Although he is not as well known as I believe he should be, Zuill Bailey is a very accomplished contemporary performer and I find his set of the cello suites to be revelatory; well worth listening to but unfortunately only available on conventional CD.
Larry

One should always go with the first impression, right? I tell you mine after playing 3 tracks from comparing the Starker 33 RPM Speakers corner release mastered by William Makee at Emil. Berliner Studios with the new 45 RPM mastered by Ryan K Smith at Sterling sound.

While the 45 RPM has clearly quieter vinyl surface and a more unspectacular, slightly leaner, possibly more neutral tonality and also an edge in transient attack, the 33 RPM has a more silky string tone, a more palpable, holographic instrument, appearing a bit more as a hole in the room (vs. slightly scattered sounds around the soundstage from the 45 RPM).

I don’t know how it really is, but the 33 RPM sounds as mastered with tube equipment and the 45 RPM as done on solid state equipment.

I’m sure I will find a few more advantages of the 45 RPM when I listen more intense, but this was my first impression.

It’s very interesting to have both, if you have to choose one, I’d rather go for the Speakers Corner.

If you want to make an unfair demo (different masterings) of vinyl vs. SACD sound, do it with this recording. Both vinyl releases completely outclass the SACD release from 2004 (DSD transfer also done at Emil Berliner Studios) in a way that my half deaf mother would recognize.

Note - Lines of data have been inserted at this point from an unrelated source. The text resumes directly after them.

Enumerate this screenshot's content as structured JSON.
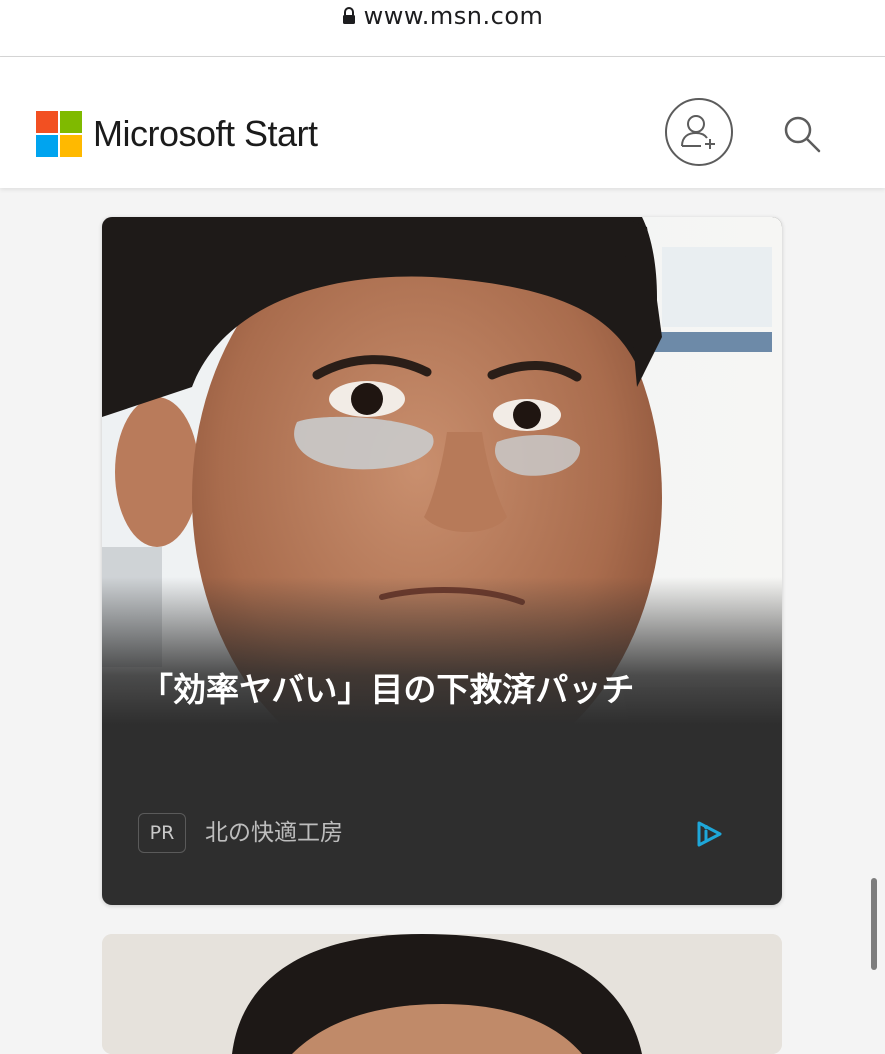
{
  "browser": {
    "url": "www.msn.com",
    "icons": {
      "lock": "lock-icon"
    }
  },
  "header": {
    "brand": "Microsoft Start",
    "logo_colors": [
      "#f25022",
      "#7fba00",
      "#00a4ef",
      "#ffb900"
    ],
    "profile_icon": "add-user-icon",
    "search_icon": "search-icon"
  },
  "card": {
    "title": "「効率ヤバい」目の下救済パッチ",
    "badge": "PR",
    "sponsor": "北の快適工房",
    "adchoices_icon": "adchoices-icon",
    "adchoices_color": "#1ea7d9",
    "image": "man-with-under-eye-patches"
  },
  "card2": {
    "image": "man-portrait-partial"
  }
}
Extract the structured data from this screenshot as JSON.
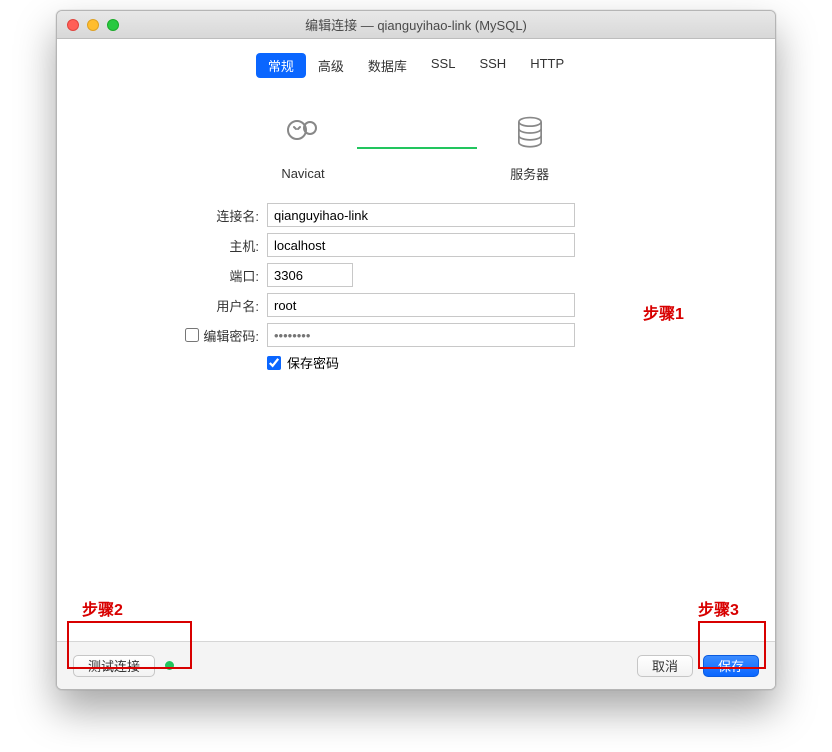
{
  "window": {
    "title": "编辑连接 — qianguyihao-link (MySQL)"
  },
  "tabs": [
    "常规",
    "高级",
    "数据库",
    "SSL",
    "SSH",
    "HTTP"
  ],
  "active_tab_index": 0,
  "diagram": {
    "left_label": "Navicat",
    "right_label": "服务器"
  },
  "form": {
    "labels": {
      "name": "连接名:",
      "host": "主机:",
      "port": "端口:",
      "user": "用户名:",
      "edit_password": "编辑密码:",
      "save_password": "保存密码"
    },
    "values": {
      "name": "qianguyihao-link",
      "host": "localhost",
      "port": "3306",
      "user": "root",
      "password_placeholder": "••••••••"
    },
    "edit_password_checked": false,
    "save_password_checked": true
  },
  "footer": {
    "test_label": "测试连接",
    "cancel_label": "取消",
    "save_label": "保存"
  },
  "annotations": {
    "step1": "步骤1",
    "step2": "步骤2",
    "step3": "步骤3"
  }
}
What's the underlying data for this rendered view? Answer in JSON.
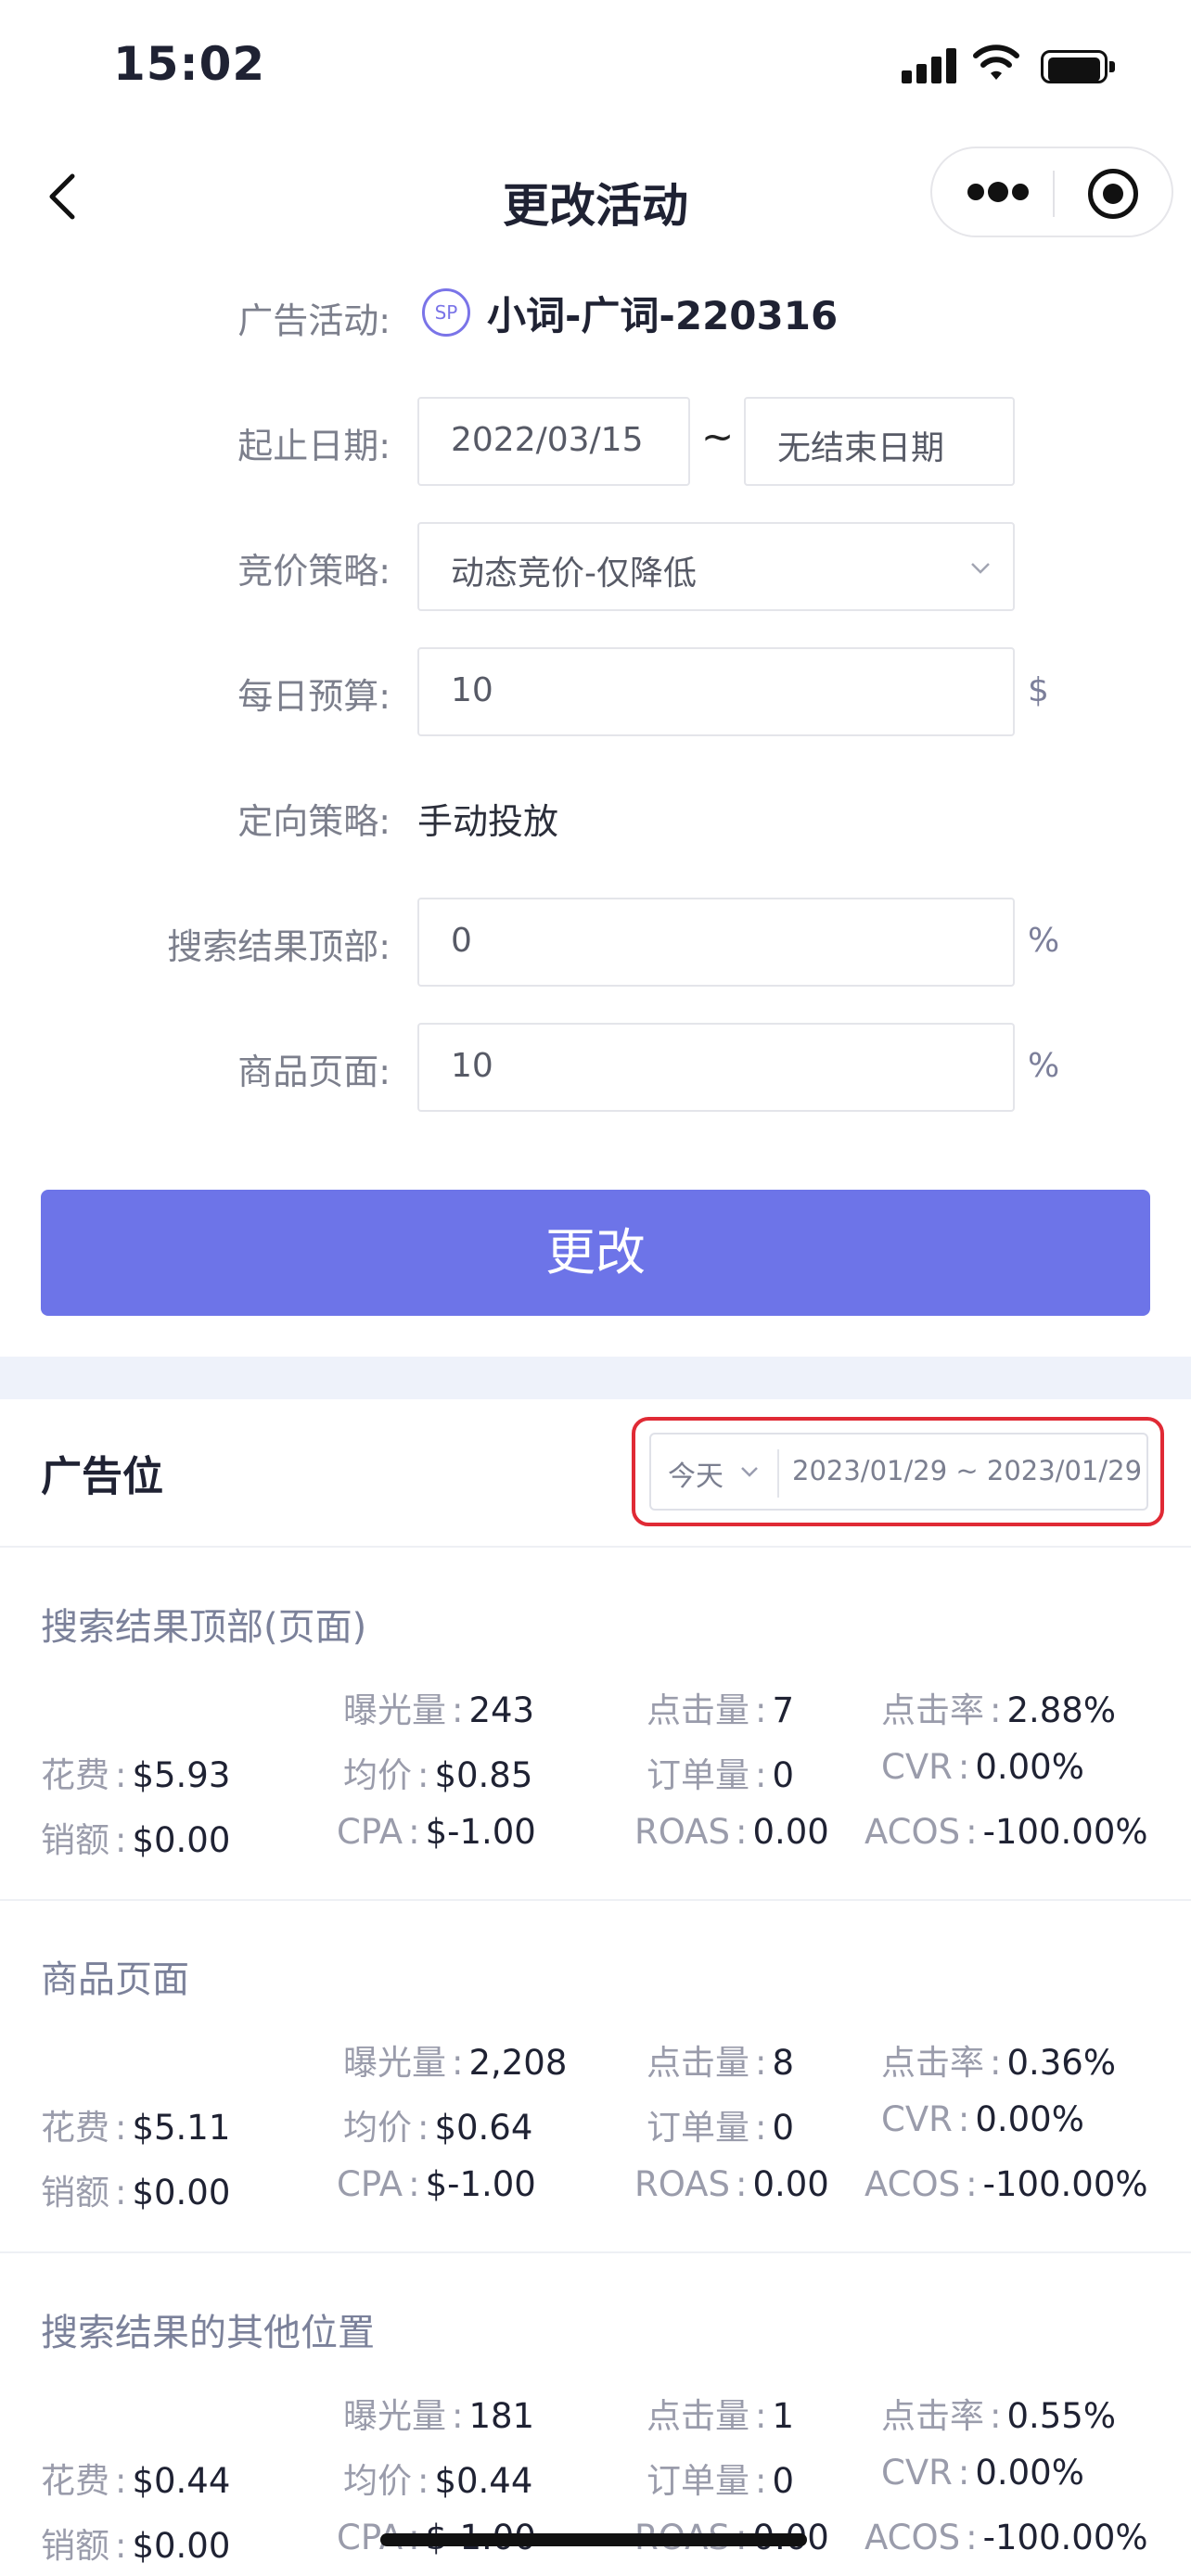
{
  "status_bar": {
    "time": "15:02"
  },
  "nav": {
    "title": "更改活动"
  },
  "form": {
    "campaign": {
      "label": "广告活动:",
      "badge": "SP",
      "name": "小词-广词-220316"
    },
    "dates": {
      "label": "起止日期:",
      "start": "2022/03/15",
      "separator": "~",
      "end": "无结束日期"
    },
    "bid_strategy": {
      "label": "竞价策略:",
      "value": "动态竞价-仅降低"
    },
    "daily_budget": {
      "label": "每日预算:",
      "value": "10",
      "unit": "$"
    },
    "targeting": {
      "label": "定向策略:",
      "value": "手动投放"
    },
    "top_of_search": {
      "label": "搜索结果顶部:",
      "value": "0",
      "unit": "%"
    },
    "product_page": {
      "label": "商品页面:",
      "value": "10",
      "unit": "%"
    },
    "submit_label": "更改"
  },
  "placement": {
    "title": "广告位",
    "range": {
      "preset": "今天",
      "dates": "2023/01/29 ~ 2023/01/29"
    },
    "colon": ":",
    "cards": [
      {
        "title": "搜索结果顶部(页面)",
        "impressions": {
          "label": "曝光量",
          "value": "243"
        },
        "clicks": {
          "label": "点击量",
          "value": "7"
        },
        "ctr": {
          "label": "点击率",
          "value": "2.88%"
        },
        "spend": {
          "label": "花费",
          "value": "$5.93"
        },
        "cpc": {
          "label": "均价",
          "value": "$0.85"
        },
        "orders": {
          "label": "订单量",
          "value": "0"
        },
        "cvr": {
          "label": "CVR",
          "value": "0.00%"
        },
        "sales": {
          "label": "销额",
          "value": "$0.00"
        },
        "cpa": {
          "label": "CPA",
          "value": "$-1.00"
        },
        "roas": {
          "label": "ROAS",
          "value": "0.00"
        },
        "acos": {
          "label": "ACOS",
          "value": "-100.00%"
        }
      },
      {
        "title": "商品页面",
        "impressions": {
          "label": "曝光量",
          "value": "2,208"
        },
        "clicks": {
          "label": "点击量",
          "value": "8"
        },
        "ctr": {
          "label": "点击率",
          "value": "0.36%"
        },
        "spend": {
          "label": "花费",
          "value": "$5.11"
        },
        "cpc": {
          "label": "均价",
          "value": "$0.64"
        },
        "orders": {
          "label": "订单量",
          "value": "0"
        },
        "cvr": {
          "label": "CVR",
          "value": "0.00%"
        },
        "sales": {
          "label": "销额",
          "value": "$0.00"
        },
        "cpa": {
          "label": "CPA",
          "value": "$-1.00"
        },
        "roas": {
          "label": "ROAS",
          "value": "0.00"
        },
        "acos": {
          "label": "ACOS",
          "value": "-100.00%"
        }
      },
      {
        "title": "搜索结果的其他位置",
        "impressions": {
          "label": "曝光量",
          "value": "181"
        },
        "clicks": {
          "label": "点击量",
          "value": "1"
        },
        "ctr": {
          "label": "点击率",
          "value": "0.55%"
        },
        "spend": {
          "label": "花费",
          "value": "$0.44"
        },
        "cpc": {
          "label": "均价",
          "value": "$0.44"
        },
        "orders": {
          "label": "订单量",
          "value": "0"
        },
        "cvr": {
          "label": "CVR",
          "value": "0.00%"
        },
        "sales": {
          "label": "销额",
          "value": "$0.00"
        },
        "cpa": {
          "label": "CPA",
          "value": "$-1.00"
        },
        "roas": {
          "label": "ROAS",
          "value": "0.00"
        },
        "acos": {
          "label": "ACOS",
          "value": "-100.00%"
        }
      }
    ]
  }
}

I didn’t expect this difference of the two vinyl releases, but both sound absolutely gorgeous.

Larry, I agree entirely with your recommendation. He appears to be an improbable combination of Janos Starker and Steven Isserlis! By that I mean he plays Preludes and Gigues with the boldness and assertiveness of Starker but Sarabandes with the delicacy and sensuous tone of Isserlis. His sixth suite Allemande is possibly the best I have heard keeping the attention through all 10minutes of it and throughout, he reveals the contrapuntal nature and implied polyphony of the Suites like no one else.